Three bears rescued from neglect in Albania have gone to a better place — Kosovo.

The brown bears — Pashuk, Tomi and Xhina — were released Tuesday at the Forest of Bears sanctuary in Pristina, where Austria-based Four Paws International cares for them.

The bears had been in the Albanian capital, Tirana, for a month after being taken from their owners, and were kept for a month for treatment at the zoo park until all documentation with Kosovo's sanctuary was completed. But Albanian authorities are struggling to look after rescued bears.

"They were not in very good conditions, in tiny cages, very bad food," said German veterinarian Frank Goritz, who had come to oversee their transport. "The general health condition was not so good."

"It's time for them to go to a better place now," he added.

Two younger bears — Rocky and Smocky — are to be flown to Germany on Friday.

Some 50 bears have been located in restaurants and resorts, or at beaches in western and southern Albania where people can pay to be photographed with one. The number of bears still in the wild in Albania is estimated at 100-150 and declining, said Elvana Ramaj, a biodiversity expert at Albania's Environment Ministry.

Owners have resisted handing them over, undeterred by a fine of 5,000 leks ($40; or 36 euros) for keeping a bear.

Ramaj said the keepers have no idea how to treat the animals and keep them in tiny cages to lure customers. If the bears remain captive for six months, they can no longer survive on their own in the wild.

"Albanian tourism has no profit from bears kept like this but it spreads a negative image from the exploitation of animals," said Environment Minister Lefter Koka.

This year 15 rescued brown bears have gone to sanctuaries in Kosovo, Germany, Greece and Italy.
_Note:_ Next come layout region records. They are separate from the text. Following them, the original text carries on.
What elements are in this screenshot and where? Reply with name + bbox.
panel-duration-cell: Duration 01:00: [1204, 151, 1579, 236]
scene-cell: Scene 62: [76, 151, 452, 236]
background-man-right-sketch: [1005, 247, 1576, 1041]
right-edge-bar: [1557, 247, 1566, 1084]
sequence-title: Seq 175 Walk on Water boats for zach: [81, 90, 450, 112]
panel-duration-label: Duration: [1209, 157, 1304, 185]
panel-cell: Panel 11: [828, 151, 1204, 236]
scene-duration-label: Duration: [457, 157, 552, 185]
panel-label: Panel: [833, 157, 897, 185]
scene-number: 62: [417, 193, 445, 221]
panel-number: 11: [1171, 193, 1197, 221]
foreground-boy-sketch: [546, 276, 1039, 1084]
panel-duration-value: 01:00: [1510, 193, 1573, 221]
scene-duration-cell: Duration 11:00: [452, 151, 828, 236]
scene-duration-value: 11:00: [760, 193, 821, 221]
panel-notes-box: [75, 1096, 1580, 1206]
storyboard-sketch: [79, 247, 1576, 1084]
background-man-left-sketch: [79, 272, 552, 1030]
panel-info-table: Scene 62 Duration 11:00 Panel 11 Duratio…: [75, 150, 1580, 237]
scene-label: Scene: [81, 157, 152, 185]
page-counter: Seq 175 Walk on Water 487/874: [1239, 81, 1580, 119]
Albania's government is working to raise 6 million euros ($6.7 million) to start building a sanctuary, hopefully next year, Ramaj said.

In March the Environment Ministry signed a deal with Four Paws to build a sanctuary near the Dajti Mountain, closed to Tirana, where the plan is to care for the remaining 35 captive bears.

The ministry also is preparing legislation to make it a crime to take a bear from the wild.